This specificity of sunflower compared to other major oilseeds is that it is largely processed in the production countries. Markets characteristics and national investment strategies probably explain a part of this situation, and also the fact that sunflower seed has a relatively low density due to its hull (containing mainly low value fibres), and occupies 15–20% larger volumes compared to other seeds (sunflower seed density ranges by 0.62 compared to 0.77 for rapeseed and wheat, and 0.74 for soybean, FAO, 2015).

Vegetable oils prices were in 2019 at a thirteen-year low in current and real terms (Fig. 13).

Historically, sunflower oil has been considered as a premium oil and its average prices were generally significantly higher than those of soybean oil and rapeseed oil until 2016. The last 3 years show a lasting inversion of this tendency, the sunflower oil FOB NW Europe being 41 to 48 US$/ton cheaper than soybean oil and 104 to 185 US$ cheaper than rapeseed oil (yearly average, October to September, source Oil World, 2019). It kept a premium between 30 and 130 US$ compared to palm oil. This evolution seems to be largely due to the huge development of the production in Ukraine and Russia, with an increase of global sunflower oil stocks of about 27%.

75% of sunflower oil imports are bought by 8 countries (see Tab. 2). EU, CIS (mainly Ukraine and Russia) and Turkey are also exporters. The European Union is net importer of approx. 0.9 MnT /year; CIS is net exporter of 7.7 MnT. The other main importing countries, first of all India, are structural importers, limited in their agricultural production capacities and facing demographic growth. Most of them operate shifts in the nature of their procurements, optimizing prices and origins, but sunflower oil is regularly imported, appreciated for its high quality for nutritional aspects and behaviour in frying. The case of India is interesting as it protects its internal production through imports tariffs, notably for oilseeds (mostly soybean, mustards and peanuts), but if it succeeded in maintaining a satisfying level of self sufficiency for cereals, and a lesser extent pulses, its imports of edible oils and fats almost doubled within 10 years, from 8.7 MnT in 2008/09 to 15.3 Mnt in 2018/19. Vegetable oils imports represent in value 50% of the total agri- products imports of India (Jat et al., 2019). Protection policies from a major importer may cause disturbances on edible oils markets: the slowdown in global trade observed in 2018 largely reflected the decrease in edible oils imports by India, resulting from an expansion in domestic oilseeds production – mainly rapeseed/mustard and soybean –, combined with increased import tariffs (OECD-FAO, 2019).

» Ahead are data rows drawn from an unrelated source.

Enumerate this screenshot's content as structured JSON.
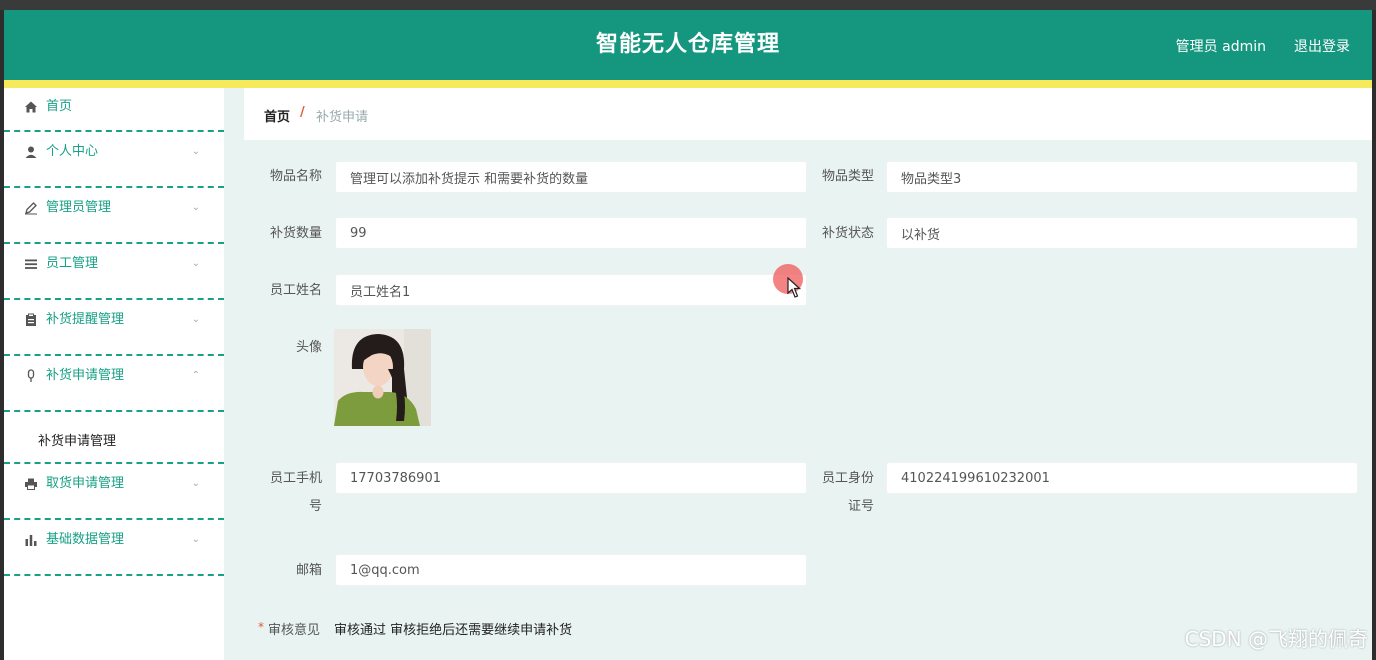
{
  "header": {
    "title": "智能无人仓库管理",
    "user": "管理员 admin",
    "logout": "退出登录"
  },
  "sidebar": {
    "items": [
      {
        "label": "首页",
        "icon": "home-icon"
      },
      {
        "label": "个人中心",
        "icon": "user-icon"
      },
      {
        "label": "管理员管理",
        "icon": "edit-icon"
      },
      {
        "label": "员工管理",
        "icon": "list-icon"
      },
      {
        "label": "补货提醒管理",
        "icon": "clipboard-icon"
      },
      {
        "label": "补货申请管理",
        "icon": "mic-icon"
      },
      {
        "label": "取货申请管理",
        "icon": "printer-icon"
      },
      {
        "label": "基础数据管理",
        "icon": "bar-chart-icon"
      }
    ],
    "submenu": "补货申请管理"
  },
  "breadcrumb": {
    "home": "首页",
    "separator": "/",
    "current": "补货申请"
  },
  "form": {
    "item_name": {
      "label": "物品名称",
      "value": "管理可以添加补货提示 和需要补货的数量"
    },
    "item_type": {
      "label": "物品类型",
      "value": "物品类型3"
    },
    "quantity": {
      "label": "补货数量",
      "value": "99"
    },
    "status": {
      "label": "补货状态",
      "value": "以补货"
    },
    "employee_name": {
      "label": "员工姓名",
      "value": "员工姓名1"
    },
    "avatar": {
      "label": "头像"
    },
    "phone": {
      "label_1": "员工手机",
      "label_2": "号",
      "value": "17703786901"
    },
    "id_card": {
      "label_1": "员工身份",
      "label_2": "证号",
      "value": "410224199610232001"
    },
    "email": {
      "label": "邮箱",
      "value": "1@qq.com"
    },
    "review": {
      "required": "*",
      "label": "审核意见",
      "value": "审核通过 审核拒绝后还需要继续申请补货"
    }
  },
  "watermark": "CSDN @飞翔的佩奇",
  "colors": {
    "header": "#15977f",
    "accent_bar": "#f6ea5c",
    "menu_text": "#17a186",
    "breadcrumb_sep": "#e05a3a"
  }
}
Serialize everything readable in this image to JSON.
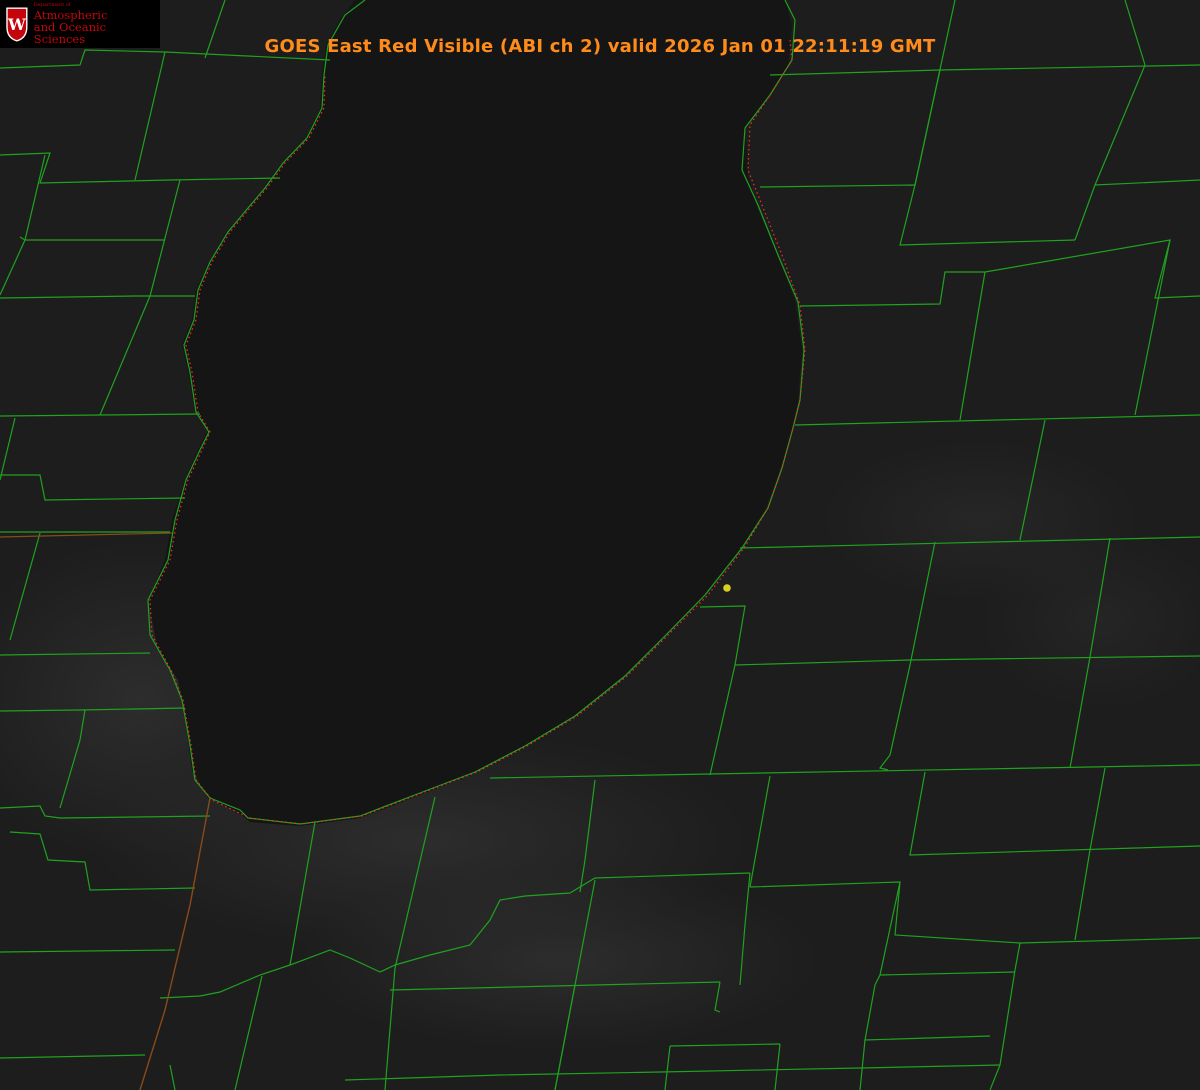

The OECD-FAO agricultural outlook 2019–2028 considers that the vegetable oils prices should recover “due to the global expansion of food and oleochemical demands, coupled with the new domestic demand for biodiesel in selected countries, notably Indonesia”, when at the same time “production constraints in major palm-oil producing countries will hamper any major expansion of supplies over the next decade, thus consolidating the upward trend of real vegetable oil prices”. This global trend would benefit to sunflower oil too.

thumbnail Fig. 12

Exports/production ratio for oilseeds and products.

thumbnail Fig. 13

10 years vegetable oils prices evolutions.

Table 2

Annual sunflower oil imports Oct–Sept.

4 Sunflower meals: the third oilseed meals in the world

Sunflower meals are the third oilseed meal consumed in the world. The countries producing sunflower are the first consumers of sunflowers meals: 90% of the meal production is concentrated in EU, Ukraine, Russia, Argentina, Turkey, China and USA, and this group of countries consumes almost 81% of the global production; Ukraine, Russia and Argentina are the only net exporters. The EU, in spite of its high production is also the first importer. Belarus, India, Morocco and Israel are regular importers in significant quantities (Fig.14).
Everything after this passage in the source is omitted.